Al catalán lo veían en los cafés hasta dos veces al día, ebrio de Coca-Cola porque alcohol no probaba; hablando, eso sí, por los codos y con palabras llenas de sabiduría y ponzoña, pues siempre fue un crítico implacable.

En 1950 abandonó de forma definitiva tanto su puesto en las tertulias como su casa en Barranquilla y se fue a Cataluña que, igual que Colombia, se le hacía imprescindible solo al encontrarse lejos. Tan real es la afirmación que, incapaz de superar a América, murió dos años más tarde, escribiendo cartas a sus amigos de los cafés en las que prometía volver para seguir con las charlas que quedaron truncas.
Ellos le organizaron una despedida in absentia, cantando vallenatos en el bar La Cueva, que él nunca pudo conocer.
El grupo no existió, pero fue importante
Cuando Álvaro Cepeda Samudio publicó su libro Todos estábamos a la espera, sus amigos pensaron que el título era acertadísimo: el autor, un Bartleby, tenía textos desparramados por revistas y cajones como hojas en otoño.
Antes se había ido a Estados Unidos para estudiar Periodismo, carrera que abandonó al menos en el sentido académico; luego, trabajó para los Santo Domingo en su cervecería, creando eslóganes o en otras empresas como vendedor. También escribía para periódicos de la talla de El Heraldo e incluso se hizo editor de su propia revista, Crónica.
Tanto su vida como sus lecturas eran un torrente desbocado.

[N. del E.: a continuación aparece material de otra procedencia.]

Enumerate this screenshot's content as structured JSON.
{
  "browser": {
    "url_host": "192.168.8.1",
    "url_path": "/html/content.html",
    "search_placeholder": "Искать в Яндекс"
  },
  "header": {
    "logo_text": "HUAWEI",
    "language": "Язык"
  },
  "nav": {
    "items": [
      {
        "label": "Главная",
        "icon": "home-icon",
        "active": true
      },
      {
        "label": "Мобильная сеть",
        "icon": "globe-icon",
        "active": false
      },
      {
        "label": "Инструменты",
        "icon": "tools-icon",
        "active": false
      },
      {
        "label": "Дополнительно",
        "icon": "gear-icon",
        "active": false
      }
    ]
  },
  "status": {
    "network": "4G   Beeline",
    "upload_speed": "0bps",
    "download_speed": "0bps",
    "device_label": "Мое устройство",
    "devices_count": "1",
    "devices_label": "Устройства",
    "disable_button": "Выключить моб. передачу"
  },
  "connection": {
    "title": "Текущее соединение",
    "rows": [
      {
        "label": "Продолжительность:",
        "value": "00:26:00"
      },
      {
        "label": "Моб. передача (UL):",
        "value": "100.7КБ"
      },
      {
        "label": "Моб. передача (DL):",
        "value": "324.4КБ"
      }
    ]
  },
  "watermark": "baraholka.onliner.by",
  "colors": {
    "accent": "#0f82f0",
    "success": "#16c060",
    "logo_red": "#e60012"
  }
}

Entusiasta de Hemingway, buscaba aplicar sus teorías de la narrativa en la prensa y en la ficción por igual. Estas ideas, traídas desde Estados Unidos, influyeron en muchos periodistas posteriores.
Después de las extenuantes horas en la redacción, él, García Márquez y Alfonso Fuenmayor iban a La Cueva para encontrarse a veces con Germán Vargas, Rafael Escalona, Orlando Figurita Rivera y otros personajes de la intelectualidad caribeña.

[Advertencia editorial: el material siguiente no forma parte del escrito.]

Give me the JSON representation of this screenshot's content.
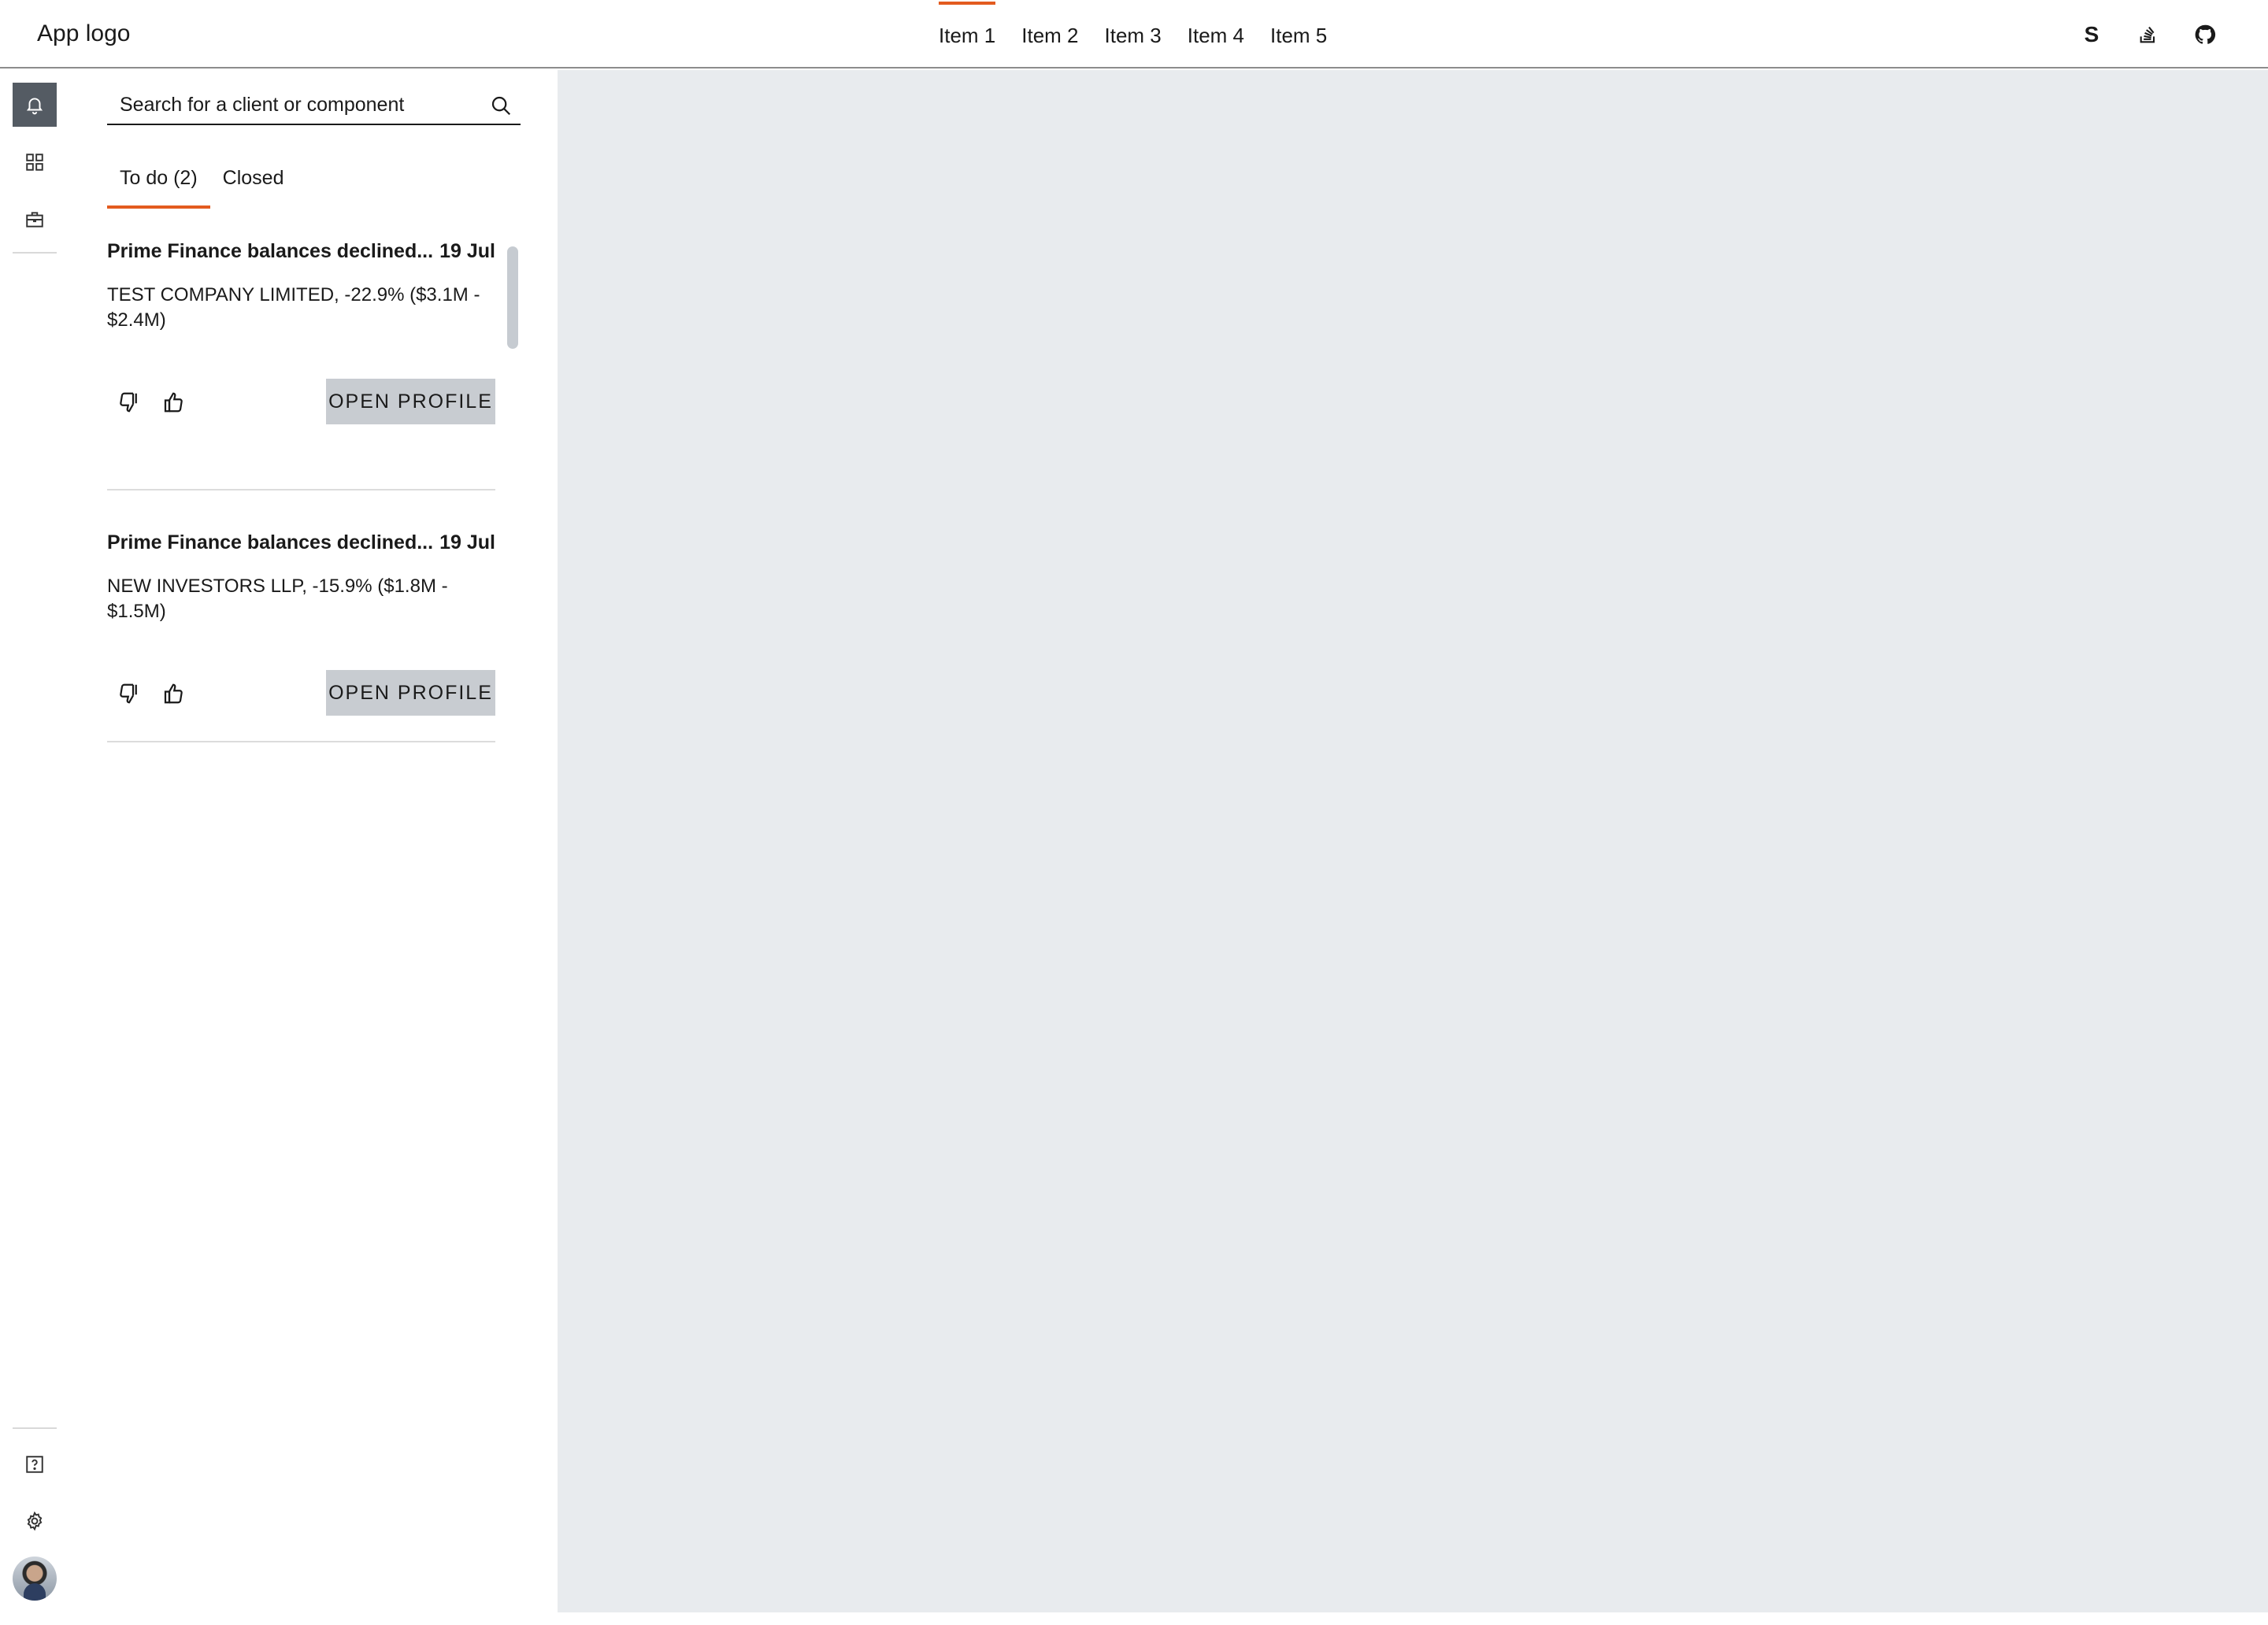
{
  "header": {
    "logo": "App logo",
    "nav": [
      "Item 1",
      "Item 2",
      "Item 3",
      "Item 4",
      "Item 5"
    ],
    "active_nav": "Item 1",
    "icons": {
      "s_letter": "S",
      "stack_icon": "stack-overflow-icon",
      "github_icon": "github-icon"
    }
  },
  "rail": {
    "top_icons": [
      "bell-icon",
      "grid-icon",
      "briefcase-icon"
    ],
    "bottom_icons": [
      "help-icon",
      "gear-icon",
      "avatar"
    ]
  },
  "panel": {
    "search": {
      "placeholder": "Search for a client or component",
      "value": ""
    },
    "tabs": [
      "To do (2)",
      "Closed"
    ],
    "active_tab": "To do (2)",
    "cards": [
      {
        "title": "Prime Finance balances declined...",
        "date": "19 Jul",
        "body": "TEST COMPANY LIMITED, -22.9% ($3.1M - $2.4M)",
        "button": "OPEN PROFILE"
      },
      {
        "title": "Prime Finance balances declined...",
        "date": "19 Jul",
        "body": "NEW INVESTORS LLP, -15.9% ($1.8M - $1.5M)",
        "button": "OPEN PROFILE"
      }
    ]
  },
  "colors": {
    "accent": "#e35b1f",
    "rail_active": "#545b63",
    "content_bg": "#e8ebee",
    "button_bg": "#c8ccd1"
  }
}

No todos estuvieron allí a diario, pues a menudo marchaban para el extranjero, la capital u otras zonas del Caribe colombiano, pero volver al bar era, aunque fuese por un rato, una experiencia necesaria.

Las tertulias allí dentro eran caóticas, siendo más frecuentes los piropos indecentes que el arte, sin embargo, para captar el sentido de esas reuniones es imprescindible partir de que aquella generación entendía la literatura no como inspiración divina, sino como algo vivo, capaz de producirse solo en las entrañas de alguien que ha conocido el amor y la muerte.

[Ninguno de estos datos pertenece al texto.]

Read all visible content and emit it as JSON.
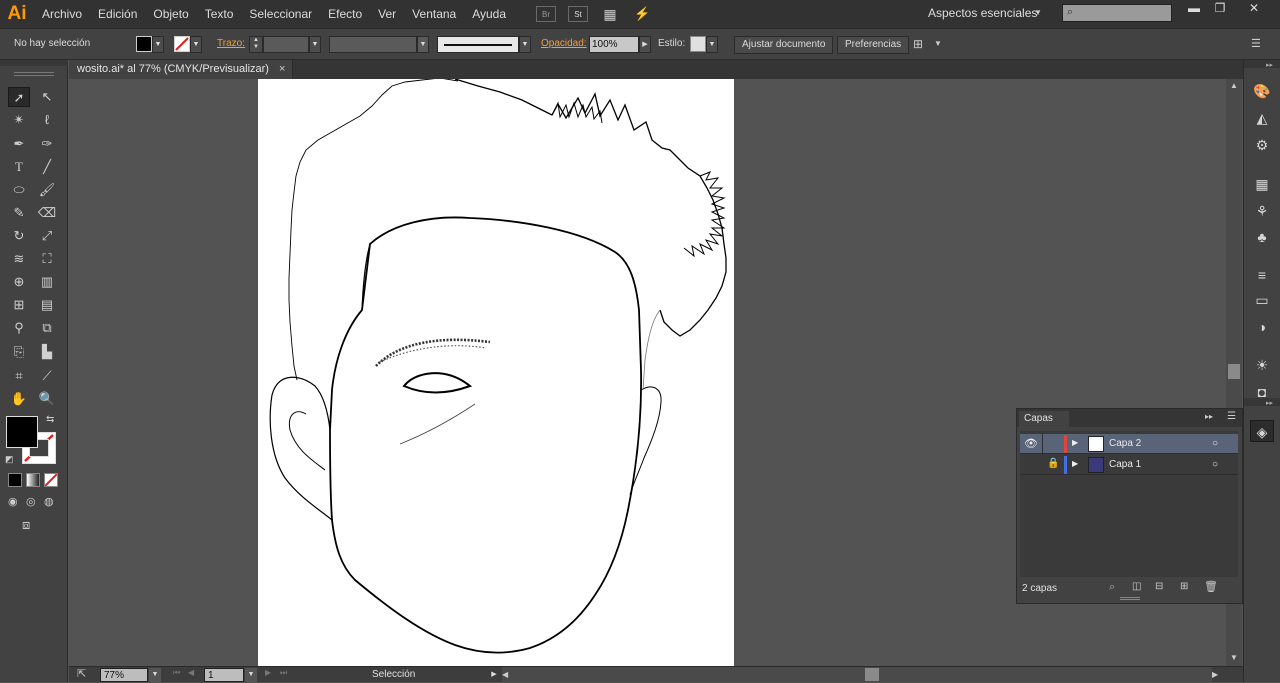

Los periodistas, fantásticos para un mote, años después transformaron a los tertulianos en el Grupo de Barranquilla, pese a que ni ellos mismos aceptaban la categorización, indicando que solo habían sido gente con pasión común por la parranda y los libros.
Cada “miembro” aportaba algo distinto: Cepeda la creatividad; García Márquez, el instinto literario; Fuenmayor, la erudición; Vargas, el buen criterio. Juntos se dedicaron a fundar revistas y a disolverlas, a pasear por el Caribe o a montar juergas mitológicas.
En medio de sus charlas surgía el nombre de algún autor nuevo y el que lo había develado tenía que prestar un volumen para que los otros lo conocieran: las tertulias estaban dedicadas al baile y a la circulación de libros.
La Cueva vio pasar con distinta frecuencia a estos y otros personajes hasta que en 1959 cerró sus puertas y los juerguistas se mudaron. García Márquez ya andaba lejos, sin embargo, trasladó escenas que vivió allí a Cien años de soledad y, al ganar el Nobel, dijo que sin sus contertulios quizá su destino hubiera sido diferente.
Cepeda hizo un par de libros más y luego murió de cáncer, también a muchos quilómetros de Barranquilla. Probablemente alguien habrá dicho que su obra quedó solo como una promesa, lo cierto es que él encontró el modo de hacer literatura con lo que le pusieron delante: publicidad, comercio y, sobre todo, periodismo. E igual que todos los aprendices de brujos de aquel bar de La Cueva, intuyó que la literatura no es solo una página impresa, sino un modo de vivir.